- Born: May 7, 1973 (age 53) ^{[citation needed]} Los Angeles, CA
- Education: Harvard University
- Occupations: Soap maker, entrepreneur
- Known for: Dr. Bronner's Magic Soaps

= David Bronner =

American corporate executive and activist (born 1973)

David Bronner (born 1973) is an American corporate executive and activist. As the top executive at Dr. Bronner's Magic Soaps, he (Note: Bronner uses he/they pronouns. This article uses he/him pronouns for consistency.) has become known for his activism around a range of issues, especially fair trade, sustainable agriculture, animal rights, and drug policy reform.

==Family and education==
David Bronner was born in Los Angeles, California, the son of Jim Bronner and Trudy Bronner. He graduated from Harvard University in 1995 with a degree in biology. He is the grandson of Emanuel Bronner, founder of Dr. Bronner's Magic Soaps, an American producer of organic soap and personal care products. His father worked for the company in the 1980s and 1990s, and his mother is the company's chief financial officer.

==Business career==
In 1997 David Bronner began working for the family business, which was then under the leadership of his father. Following his father's death in 1998, David became the company's president and, working with his brother Michael, grew the company from $4 million in annual revenue in 1998 to $120 million in 2017. In 1999, he joined the small handful of top U.S. executives who voluntarily capped their salaries out of commitment to fair labor principles; Dr. Bronner's Magic Soaps still has its top salary capped at five times that of the company's lowest-paid workers. In 2015, David moved into the newly created position of Cosmic Engagement Officer (CEO), while Michael took over as president.
In 2019 Bronner founded the company Brother David's to produce organic sun-grown cannabis in partnership with the supply chain company Flow Kana and independent small farmers.
The company states that all profits will go to support regenerative agriculture and reform of drug-prohibition laws.

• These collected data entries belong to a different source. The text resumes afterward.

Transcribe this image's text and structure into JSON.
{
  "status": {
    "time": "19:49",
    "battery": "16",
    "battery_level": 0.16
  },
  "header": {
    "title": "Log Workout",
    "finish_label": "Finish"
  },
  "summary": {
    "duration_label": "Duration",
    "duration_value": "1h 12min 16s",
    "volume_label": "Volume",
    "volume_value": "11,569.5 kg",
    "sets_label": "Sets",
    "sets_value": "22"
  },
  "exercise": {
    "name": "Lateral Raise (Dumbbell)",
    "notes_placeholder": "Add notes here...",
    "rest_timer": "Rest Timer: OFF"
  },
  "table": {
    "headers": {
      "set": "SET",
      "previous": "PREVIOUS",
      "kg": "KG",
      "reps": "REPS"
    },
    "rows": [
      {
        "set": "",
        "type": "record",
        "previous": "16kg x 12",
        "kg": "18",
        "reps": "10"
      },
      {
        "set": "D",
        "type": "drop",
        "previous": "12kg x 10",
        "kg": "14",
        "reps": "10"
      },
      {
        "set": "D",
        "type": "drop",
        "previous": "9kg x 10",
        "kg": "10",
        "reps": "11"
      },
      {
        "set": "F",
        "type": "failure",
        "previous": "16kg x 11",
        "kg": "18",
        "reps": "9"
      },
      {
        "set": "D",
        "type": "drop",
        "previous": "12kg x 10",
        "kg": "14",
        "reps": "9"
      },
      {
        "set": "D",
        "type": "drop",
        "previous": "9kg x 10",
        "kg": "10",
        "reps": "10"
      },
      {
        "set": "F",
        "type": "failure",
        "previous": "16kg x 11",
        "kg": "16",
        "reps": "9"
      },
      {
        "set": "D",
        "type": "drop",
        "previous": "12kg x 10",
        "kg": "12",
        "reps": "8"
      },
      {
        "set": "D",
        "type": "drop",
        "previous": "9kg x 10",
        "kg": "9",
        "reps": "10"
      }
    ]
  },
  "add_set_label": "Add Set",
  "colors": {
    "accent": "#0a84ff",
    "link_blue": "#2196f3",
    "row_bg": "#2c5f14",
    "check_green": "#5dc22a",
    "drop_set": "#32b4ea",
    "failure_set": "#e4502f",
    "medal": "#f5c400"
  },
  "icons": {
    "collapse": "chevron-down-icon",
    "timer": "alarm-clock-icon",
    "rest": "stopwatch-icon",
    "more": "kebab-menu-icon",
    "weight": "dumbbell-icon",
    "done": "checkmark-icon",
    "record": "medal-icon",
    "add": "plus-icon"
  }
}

==Activism and philanthropy==
Dr. Bronner's Magic Soaps has supported causes related to drug policy reform, animal rights, organic labeling, sustainable agriculture, and fair trade practices. Roughly 10 percent of the company's revenue goes to charitable giving and activist causes annually. Organizations that have been supported under Bronner's leadership include the Multidisciplinary Association for Psychedelic Studies (for which Bronner serves on the board of directors), and Sea Shepherd Conservation Society.

A particular target of Bronner's activism has been efforts to protect the hemp industry in the United States. Under his leadership in 2001, the company funded and coordinated with the Hemp Industry Association on its lawsuit against the U.S. Drug Enforcement Administration (DEA), seeking to prevent a ban of hemp food sales in the United States. The Ninth Circuit Court of Appeals granted a stay in the case in 2002 and ruled in favor of the hemp industry in 2004.

Bronner has been arrested twice for civil disobedience while protesting limitations on the domestic production of hemp. In 2009, he was arrested for planting hemp seeds on the lawn at DEA headquarters.
In 2012, he was arrested after harvesting hemp and milling hemp oil while locked in a metal cage in front of the White House. In 2015 he was named Cannabis Activist of the Year by the Seattle Hempfest.

In 2014 Bronner wrote an advertorial drawing attention to the ways that GMO crops have led to increased pesticide use in the United States. It was initially published as a short article in the Huffington Post and subsequently as an ad in various wide-circulation magazines, ranging from The New Yorker to Scientific American. Two leading journals, Science and Nature, refused to carry the ad, in at least one case due to concern over backlash from the GMO industry.

In 2019, David Bronner pledged his company’s matching contribution of $150,000 to Oregon’s statewide ballot initiative to legalize psilocybin assisted therapy.

== Personal life ==
In honor of National Coming Out Day in 2022, Bronner announced in an essay on his website that he uses he/him and they/them pronouns, describing himself as "about 25% girl" and not being "‘straight,’ ‘gay,’ or ‘man’ or ‘woman’". The essay also mentioned Bronner's wife Mia, who is bisexual and genderfluid, and his 25-year-old non-binary child Maya as having inspired him in his gender exploration.